Mr.Ruby. Yes; because evidently, in my ignorance, I didn't realize I was bringing a picture that they knew was a bitter enemy. At that time they knew that the Fox brothers weren't going to jail, or something was going to happen.

Whether it was they were in exile at that time. I don't know.

But they came to my club, the Vegas Club, and we had taken pictures.

Mr. McWillie was waiting for me, and he saw me go through the customs line for a couple of hours, and he said, "Jack, they never did this to anyone before." Evidently, they had me pretty well lined up as to where I come in the picture of Mr. Rivera Fox. I can't think of his name.

RepresentativeFord. You spent 8 days there in Havana?

Mr.Ruby. Yes; approximately.

RepresentativeFord. And you stayed at the apartment ofMr.——

Mr.Ruby. Volk's Apartments. I never used the phone. I wouldn't know how to use the phone. Probably to call back to Dallas. And the only time, Mr. McWillie had to be at the club early, so I remained a little later in town—not often—because I saved money when I rode with him, because they charge you quite a bit. But I didn't want to get there too early, because to get there at 7 o'clock wasn't very lively.
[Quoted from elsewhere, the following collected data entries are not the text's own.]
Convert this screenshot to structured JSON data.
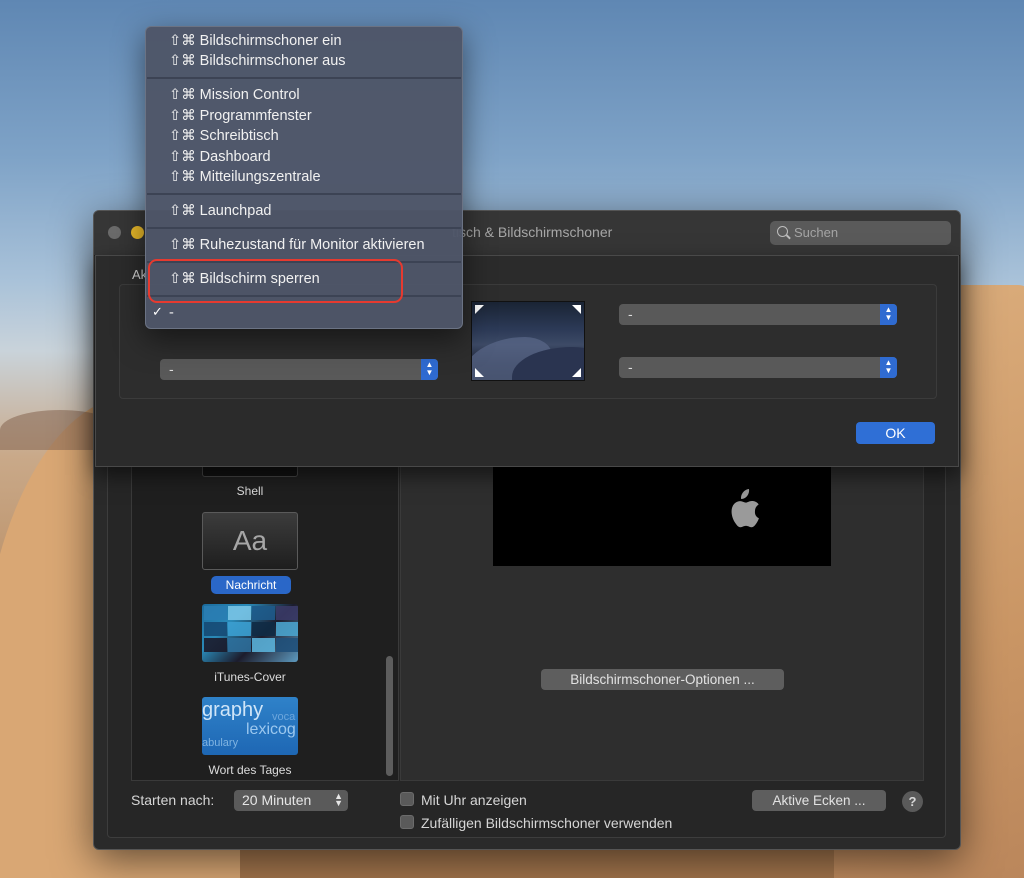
{
  "window": {
    "title": "tisch & Bildschirmschoner",
    "search_placeholder": "Suchen"
  },
  "saver_list": {
    "items": [
      {
        "label": "Shell"
      },
      {
        "label": "Nachricht",
        "thumb_text": "Aa",
        "selected": true
      },
      {
        "label": "iTunes-Cover"
      },
      {
        "label": "Wort des Tages",
        "thumb_words": [
          "graphy",
          "lexicog",
          "abulary",
          "voca"
        ]
      }
    ]
  },
  "preview": {
    "options_button": "Bildschirmschoner-Optionen ..."
  },
  "footer": {
    "start_after_label": "Starten nach:",
    "start_after_value": "20 Minuten",
    "show_clock_label": "Mit Uhr anzeigen",
    "random_label": "Zufälligen Bildschirmschoner verwenden",
    "hot_corners_button": "Aktive Ecken ...",
    "help_label": "?"
  },
  "sheet": {
    "heading": "Ak",
    "corner_top_left_value": "-",
    "corner_bottom_left_value": "-",
    "corner_top_right_value": "-",
    "corner_bottom_right_value": "-",
    "ok_button": "OK",
    "accent_color": "#2f6fd6"
  },
  "menu": {
    "groups": [
      [
        "⇧⌘ Bildschirmschoner ein",
        "⇧⌘ Bildschirmschoner aus"
      ],
      [
        "⇧⌘ Mission Control",
        "⇧⌘ Programmfenster",
        "⇧⌘ Schreibtisch",
        "⇧⌘ Dashboard",
        "⇧⌘ Mitteilungszentrale"
      ],
      [
        "⇧⌘ Launchpad"
      ],
      [
        "⇧⌘ Ruhezustand für Monitor aktivieren"
      ],
      [
        "⇧⌘ Bildschirm sperren"
      ],
      [
        "-"
      ]
    ],
    "checkmark": "✓",
    "checked_item": "-",
    "highlighted_item": "⇧⌘ Bildschirm sperren",
    "highlight_color": "#e63a2f"
  }
}
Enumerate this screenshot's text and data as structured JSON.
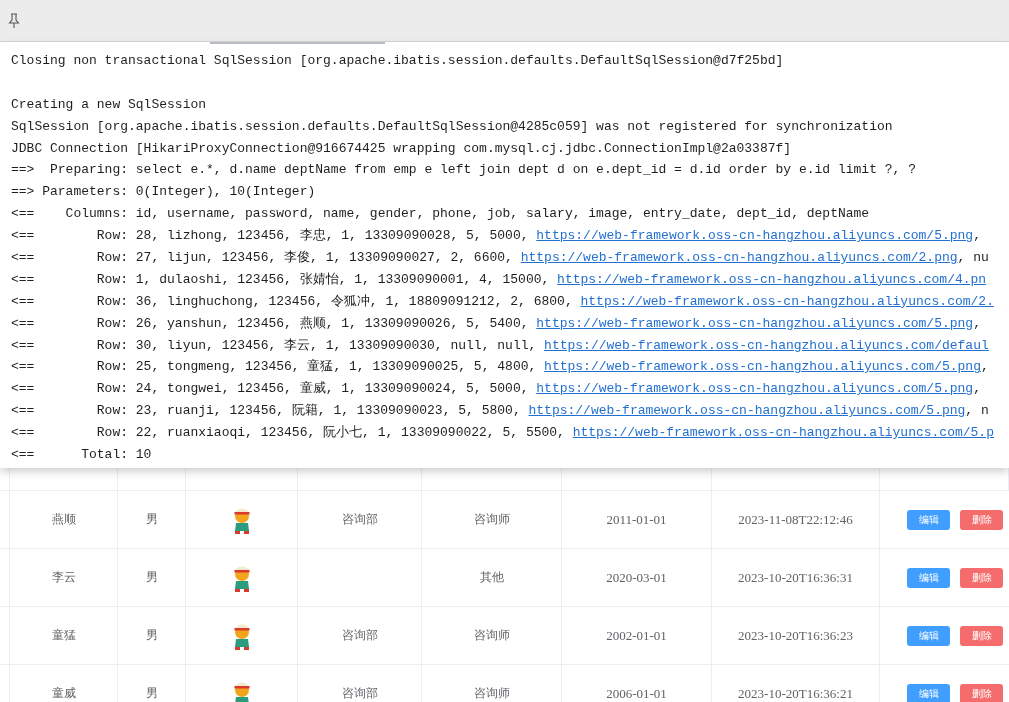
{
  "console": {
    "blocks": [
      {
        "lines": [
          {
            "text": "Closing non transactional SqlSession [org.apache.ibatis.session.defaults.DefaultSqlSession@d7f25bd]"
          }
        ]
      },
      {
        "lines": [
          {
            "text": "Creating a new SqlSession"
          },
          {
            "text": "SqlSession [org.apache.ibatis.session.defaults.DefaultSqlSession@4285c059] was not registered for synchronization"
          },
          {
            "text": "JDBC Connection [HikariProxyConnection@916674425 wrapping com.mysql.cj.jdbc.ConnectionImpl@2a03387f]"
          },
          {
            "text": "==>  Preparing: select e.*, d.name deptName from emp e left join dept d on e.dept_id = d.id order by e.id limit ?, ?"
          },
          {
            "text": "==> Parameters: 0(Integer), 10(Integer)"
          },
          {
            "text": "<==    Columns: id, username, password, name, gender, phone, job, salary, image, entry_date, dept_id, deptName"
          },
          {
            "text": "<==        Row: 28, lizhong, 123456, 李忠, 1, 13309090028, 5, 5000, ",
            "link": "https://web-framework.oss-cn-hangzhou.aliyuncs.com/5.png",
            "after": ","
          },
          {
            "text": "<==        Row: 27, lijun, 123456, 李俊, 1, 13309090027, 2, 6600, ",
            "link": "https://web-framework.oss-cn-hangzhou.aliyuncs.com/2.png",
            "after": ", nu"
          },
          {
            "text": "<==        Row: 1, dulaoshi, 123456, 张婧怡, 1, 13309090001, 4, 15000, ",
            "link": "https://web-framework.oss-cn-hangzhou.aliyuncs.com/4.pn"
          },
          {
            "text": "<==        Row: 36, linghuchong, 123456, 令狐冲, 1, 18809091212, 2, 6800, ",
            "link": "https://web-framework.oss-cn-hangzhou.aliyuncs.com/2."
          },
          {
            "text": "<==        Row: 26, yanshun, 123456, 燕顺, 1, 13309090026, 5, 5400, ",
            "link": "https://web-framework.oss-cn-hangzhou.aliyuncs.com/5.png",
            "after": ","
          },
          {
            "text": "<==        Row: 30, liyun, 123456, 李云, 1, 13309090030, null, null, ",
            "link": "https://web-framework.oss-cn-hangzhou.aliyuncs.com/defaul"
          },
          {
            "text": "<==        Row: 25, tongmeng, 123456, 童猛, 1, 13309090025, 5, 4800, ",
            "link": "https://web-framework.oss-cn-hangzhou.aliyuncs.com/5.png",
            "after": ","
          },
          {
            "text": "<==        Row: 24, tongwei, 123456, 童威, 1, 13309090024, 5, 5000, ",
            "link": "https://web-framework.oss-cn-hangzhou.aliyuncs.com/5.png",
            "after": ","
          },
          {
            "text": "<==        Row: 23, ruanji, 123456, 阮籍, 1, 13309090023, 5, 5800, ",
            "link": "https://web-framework.oss-cn-hangzhou.aliyuncs.com/5.png",
            "after": ", n"
          },
          {
            "text": "<==        Row: 22, ruanxiaoqi, 123456, 阮小七, 1, 13309090022, 5, 5500, ",
            "link": "https://web-framework.oss-cn-hangzhou.aliyuncs.com/5.p"
          },
          {
            "text": "<==      Total: 10"
          }
        ]
      }
    ]
  },
  "table": {
    "rows": [
      {
        "name": "燕顺",
        "gender": "男",
        "dept": "咨询部",
        "job": "咨询师",
        "entry_date": "2011-01-01",
        "update_time": "2023-11-08T22:12:46",
        "edit": "编辑",
        "delete": "删除"
      },
      {
        "name": "李云",
        "gender": "男",
        "job": "其他",
        "entry_date": "2020-03-01",
        "update_time": "2023-10-20T16:36:31",
        "edit": "编辑",
        "delete": "删除"
      },
      {
        "name": "童猛",
        "gender": "男",
        "dept": "咨询部",
        "job": "咨询师",
        "entry_date": "2002-01-01",
        "update_time": "2023-10-20T16:36:23",
        "edit": "编辑",
        "delete": "删除"
      },
      {
        "name": "童威",
        "gender": "男",
        "dept": "咨询部",
        "job": "咨询师",
        "entry_date": "2006-01-01",
        "update_time": "2023-10-20T16:36:21",
        "edit": "编辑",
        "delete": "删除"
      }
    ]
  }
}
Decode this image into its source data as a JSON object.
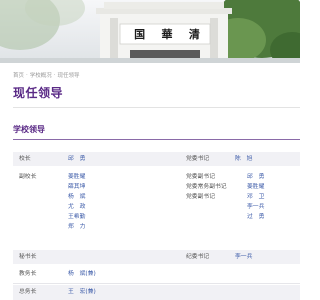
{
  "banner": {
    "gate_inscription": [
      "国",
      "華",
      "清"
    ]
  },
  "breadcrumb": {
    "items": [
      "首页",
      "学校概况",
      "现任领导"
    ],
    "separator": "·"
  },
  "page_title": "现任领导",
  "section_title": "学校领导",
  "colors": {
    "accent": "#5a2a86",
    "link": "#3b5aa8",
    "shaded_row": "#f1f1f5"
  },
  "rows": [
    {
      "left_title": "校长",
      "left_names": [
        "邱　勇"
      ],
      "right_titles": [
        "党委书记"
      ],
      "right_names": [
        "陈　旭"
      ]
    },
    {
      "left_title": "副校长",
      "left_names": [
        "姜胜耀",
        "薛其坤",
        "杨　斌",
        "尤　政",
        "王希勤",
        "郑　力"
      ],
      "left_names_display": [
        "姜胜耀",
        "薛其坤",
        "杨　斌",
        "尤　政",
        "王希勤",
        "郑　力"
      ],
      "right_titles": [
        "党委副书记",
        "党委常务副书记",
        "党委副书记"
      ],
      "right_names": [
        "邱　勇",
        "姜胜耀",
        "邓　卫",
        "李一兵",
        "过　勇"
      ]
    },
    {
      "left_title": "秘书长",
      "left_names": [],
      "right_titles": [
        "纪委书记"
      ],
      "right_names": [
        "李一兵"
      ]
    },
    {
      "left_title": "教务长",
      "left_names": [
        "杨　斌(兼)"
      ],
      "right_titles": [],
      "right_names": []
    },
    {
      "left_title": "总务长",
      "left_names": [
        "王　宏(兼)"
      ],
      "right_titles": [],
      "right_names": []
    }
  ]
}
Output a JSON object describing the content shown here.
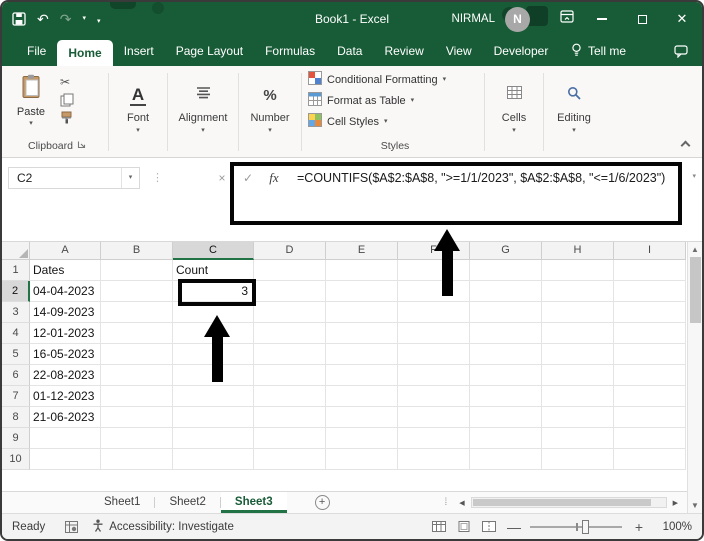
{
  "window": {
    "title": "Book1 - Excel",
    "user_name": "NIRMAL",
    "avatar_initial": "N"
  },
  "ribbon_tabs": [
    "File",
    "Home",
    "Insert",
    "Page Layout",
    "Formulas",
    "Data",
    "Review",
    "View",
    "Developer"
  ],
  "tell_me_label": "Tell me",
  "ribbon": {
    "paste_label": "Paste",
    "clipboard_label": "Clipboard",
    "font_label": "Font",
    "alignment_label": "Alignment",
    "number_label": "Number",
    "styles_items": [
      "Conditional Formatting",
      "Format as Table",
      "Cell Styles"
    ],
    "styles_label": "Styles",
    "cells_label": "Cells",
    "editing_label": "Editing"
  },
  "formula_bar": {
    "name_box": "C2",
    "cancel": "×",
    "enter": "✓",
    "fx": "fx",
    "formula": "=COUNTIFS($A$2:$A$8, \">=1/1/2023\", $A$2:$A$8, \"<=1/6/2023\")"
  },
  "grid": {
    "columns": [
      "A",
      "B",
      "C",
      "D",
      "E",
      "F",
      "G",
      "H",
      "I"
    ],
    "selected_column": "C",
    "selected_row": "2",
    "rows": [
      {
        "n": "1",
        "A": "Dates",
        "C": "Count"
      },
      {
        "n": "2",
        "A": "04-04-2023",
        "C": "3"
      },
      {
        "n": "3",
        "A": "14-09-2023"
      },
      {
        "n": "4",
        "A": "12-01-2023"
      },
      {
        "n": "5",
        "A": "16-05-2023"
      },
      {
        "n": "6",
        "A": "22-08-2023"
      },
      {
        "n": "7",
        "A": "01-12-2023"
      },
      {
        "n": "8",
        "A": "21-06-2023"
      },
      {
        "n": "9"
      },
      {
        "n": "10"
      }
    ]
  },
  "sheets": {
    "tabs": [
      "Sheet1",
      "Sheet2",
      "Sheet3"
    ],
    "active": "Sheet3"
  },
  "status_bar": {
    "mode": "Ready",
    "accessibility": "Accessibility: Investigate",
    "zoom_level": "100%"
  },
  "colors": {
    "excel_green": "#185C37",
    "accent_green": "#217346",
    "annotation_black": "#000000"
  }
}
Because I would always be with him for the complete evening.

We leave the place and stop somewhere to get coffee, a little dugout—I saw Ava Gardner down there at the time when I was there. She was visiting there.

RepresentativeFord. What prompted you to leave at the end of 8 days?

Mr.Ruby. I was bored because gambling isn't my profession, and when you have a business to run, and there weren't many tourists I could get acquainted with there.

I went to the Capri rooftop to go swimming, and went to the Nacional to go swimming once.

RepresentativeFord. Did you ever go to Mexico? Have you ever been to Mexico?

Mr.Ruby. The only time, 30 or 40 years ago, 1934.

RepresentativeFord. This trip to Cuba was the only time you left the country other than military service?

Mr.Ruby. Actually I didn't leave in the military. I was stationed three and a half years here in the States. Let's see, never out of the United States except at one time to Havana, Cuba.